Judge Hunt adjourned sentencing until April to allow a probation report be prepared.

Garda Thomas Devereux told Shane Costelloe, prosecuting, that the victim was waiting on the the platform in Shankill Dart station for the next train when he and his friends noted a group of young girls who were shouting abuse at them.

He crossed the tracks to get away from the group but Gda Devereux said the abuse continued across from the platforms and described it as coming from both the victim and O'Connell.


O'Connell, described by the victim as the leader of the group of girls, then came across to his platform with her friends and started to further verbally abuse him before they all started hitting him.

He pushed them off and tried to run away, when he saw O'Connell pick up a bottle and smash it against a wall before she continued to shout at him.

O'Connell continued to assault the victim and he felt blood on his left ear and thumb. He ran to get away and was stopped by a member of the public who gave him first aid and the gardai were alerted.

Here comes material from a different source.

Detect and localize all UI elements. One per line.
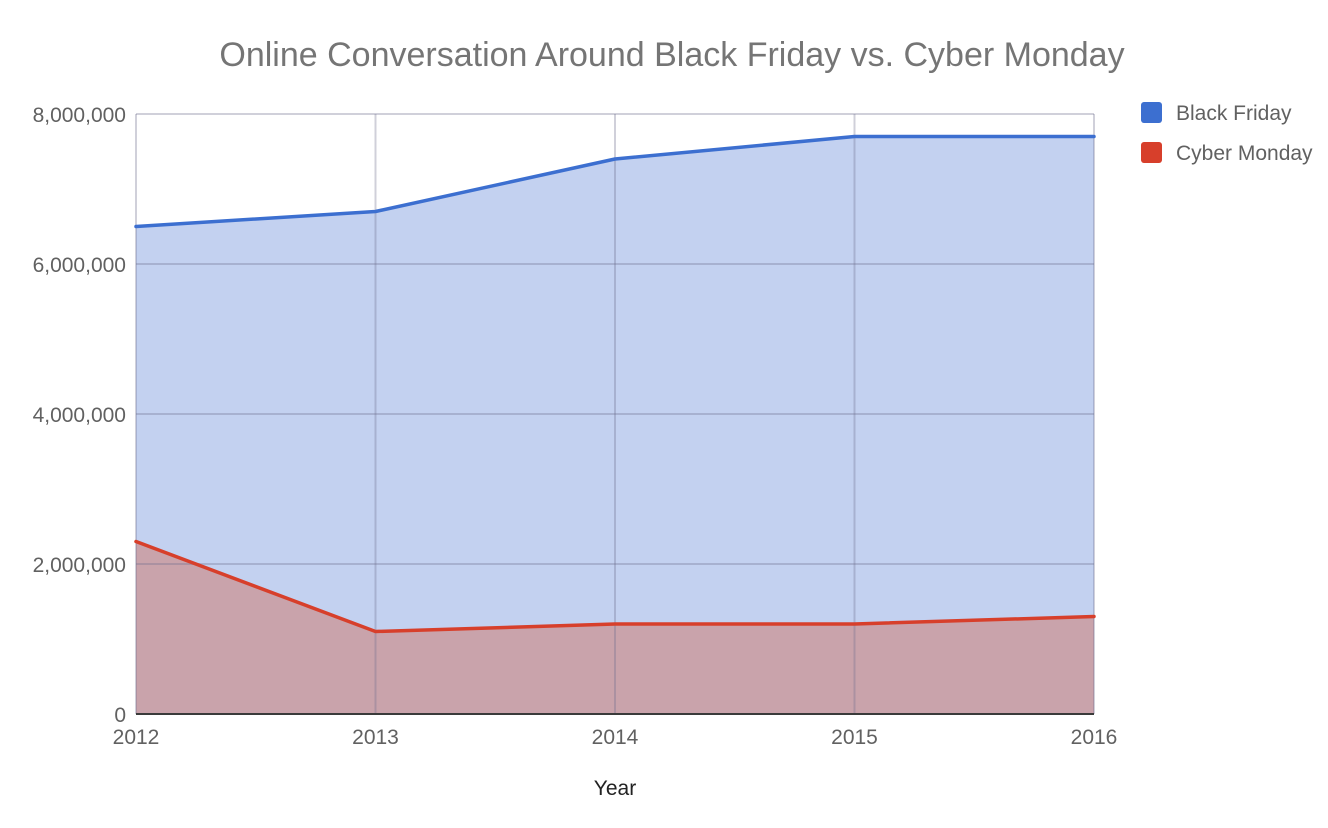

He received six stitches to his left ear and five stitches to his thumb where he was struck with the bottle.

O'Connell was arrested after the victim gave a description of her and gardai viewed CCTV.

Gda Devereux agreed with Justin McQuade, defending, that O'Connell had placed herself at the scene and that her mother was a respectable individual who had cooperated with the gardai.

Karen Quigley, O'Connell's mother, told Mr McQuade that her daughter suffered from low self-esteem due to learning difficulties and developed a "serious" drug problem with "heroin, cocaine and ecstasy" after leaving school at 14.

She said her daughter was addressing her drug addiction and was in a stable relationship with a man.